Q&A: getting out of the house with two kids

Amy writes:

"I have two kids–26 months and 2 months.  A lot of moms of 2 told me that their lives went completely haywire with the addition of their second child, but it hasn’t been as crazed a transition for me as I feared it might be.  The only really obnoxious difference I’ve found is the stress of getting out of the house in a timely manner.  For get-togethers like playgroups (events with fuzzy timelines) I’ll tell myself that I’d like to leave between 10 and 11am, but find myself dragging kids to the car at noon.  I know I underestimate the time it takes to do things, but it feels like the toddler and baby work together to thwart me on top of my procrastination.  My 2 year old doesn’t throw tantrums, but pretends not to hear me when I tell him it’s time to go somewhere.  The baby is constantly peeing and nursing, which I can’t blame him for, but it seems like the instant the big brother is standing up ready to go, the baby needs something.  I’ve started keeping a backpack with most items I’d need for 3-4 hours out of the house by the front door to minimize running around collecting stuff, but it’s not enough.  Do you have any other ideas on how to speed up this process?"

I was completely incompetent at getting out of the house with two kids for the first six months or so of my second son’s life. Actually, I was stellar at getting out with two kids for the first few weeks, although in that time I consistently forgot to leave the house with anything resembling an extra diaper, wipes, or blanket of any sort. But then once I remembered that you have to bring supplies along I started being worse than inept.

Not only could I not get everything I needed together, I also couldn’t maintain my composure when I thought we were ready to leave and then there was a poop blowout or tantrum or unanticipated demand for a snack.
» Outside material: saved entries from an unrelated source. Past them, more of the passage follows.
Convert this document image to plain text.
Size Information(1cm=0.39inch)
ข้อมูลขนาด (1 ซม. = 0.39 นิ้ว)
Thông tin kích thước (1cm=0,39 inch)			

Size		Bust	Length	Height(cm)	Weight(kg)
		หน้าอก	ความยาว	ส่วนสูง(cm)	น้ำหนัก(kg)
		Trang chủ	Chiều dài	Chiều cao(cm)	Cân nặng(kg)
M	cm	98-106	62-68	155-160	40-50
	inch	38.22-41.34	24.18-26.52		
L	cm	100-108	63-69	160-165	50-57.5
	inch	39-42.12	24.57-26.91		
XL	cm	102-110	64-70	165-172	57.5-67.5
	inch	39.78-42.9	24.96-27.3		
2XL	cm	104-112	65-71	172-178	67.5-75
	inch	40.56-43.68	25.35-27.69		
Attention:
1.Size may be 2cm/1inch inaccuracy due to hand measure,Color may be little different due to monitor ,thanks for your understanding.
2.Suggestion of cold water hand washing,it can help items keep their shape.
So leaving became this crazed, disjointed scramble to gather all of our stuff, keep everyone dry and clean and fed, and try not to yell at my older one for doing things that made a ton of extra work for me.

What I finally figured out was that I could get out in an organized and timely manner if I had to keep track of one kid and the stuff, or two kids, but not two kids and the stuff together. So I cracked down on myself and started planning out my morning the night before. I’d pack everything (and I mean everything) the night before. I’d have snacks in little containers, diapers and wipes in the backpack, my older one’s school backpack with his change of clothes and water bottle, any assorted toys, and my water bottle. I’d write a list of what I needed to bring on the dry erase board next to our door.

I had two bags, one for each kid. I’m sure there are some parents who could keep stuff for two kids in one bag, but that would have required way more mental processing and organization than I had back then. Or than I have now, frankly. Since my older one needed to bring a backpack to school I just used that for him and a bigger backpack (with room for diapers) for the little one’s stuff.

That way I only had to worry about getting the two kids ready the next morning. The secret to that (and I still don’t do it every morning, even though it makes things at least 200% easier when I do) was getting everyone dressed first thing in the morning. Before breakfast, before we turn on the weather report (we’re obsessive TV weather checkers here–my older one often says things like, "Pat Kiernan says it’ll be partly cloudy with a chance of showers later."), before we even brush our teeth, before we get out any toys. Once everyone has clothes on, we’re more than halfway there.

I have no guaranteed ideas to get a 2-year-old to want to cooperate in leaving the house. Sometimes I could get my son so excited about where we were going that he’d hurry to leave. But other times he’d be excited about where we were going but would still give me a ton of pushback about actually leaving. I often had to resort to bribing him to get him to get into the stroller. (He was crazy for his chewable vitamins at that age, so I’d tell him he could only eat his vitamins in the stroller.) I’m sure there are more legitimate, calmer, more together ways of getting a child to leave the house, but I felt proud enough of coming up with a solution that didn’t involve either of us screaming.

The rest, for me at least, is getting control of my own procrastination. I’m always thinking, "Just let me check my email" or "I need to call my mom and tell her what my older son said last night" or something like that. Then the next thing I know we should have been out the door 15 minutes ago. So I have to limit myself to only doing certain activities at certain times, and sticking to that.

Another thing to think about (although you’re probably not experiencing it as much now as you will in a few months) is that the baby will have to take more naps than the older one will. You’ll be hamstrung by the younger one’s nap schedule for a few months, unless you live in a walking city and the little one is a good stroller napper. A solution to this is to offer to host playdates and playgroups more often than usual so your little one can just sleep while the group is going on in another part of the house. Or else you’ll have to try to shift activities to the non-napping time of day, if there is one.

I think you should cut yourself a break, because your baby is only 2 months old. I’m not even sure I was able to brush my teeth at that point with two kids. It gets a little easier at 3 months, and then when the second one starts being more mobile and wanting to be tended to less it gets easier again. But try doing all the stuff-related tasks the night before and I think you’ll be able to get moving in the morning much more easily.

Any tips from other parents of more than one?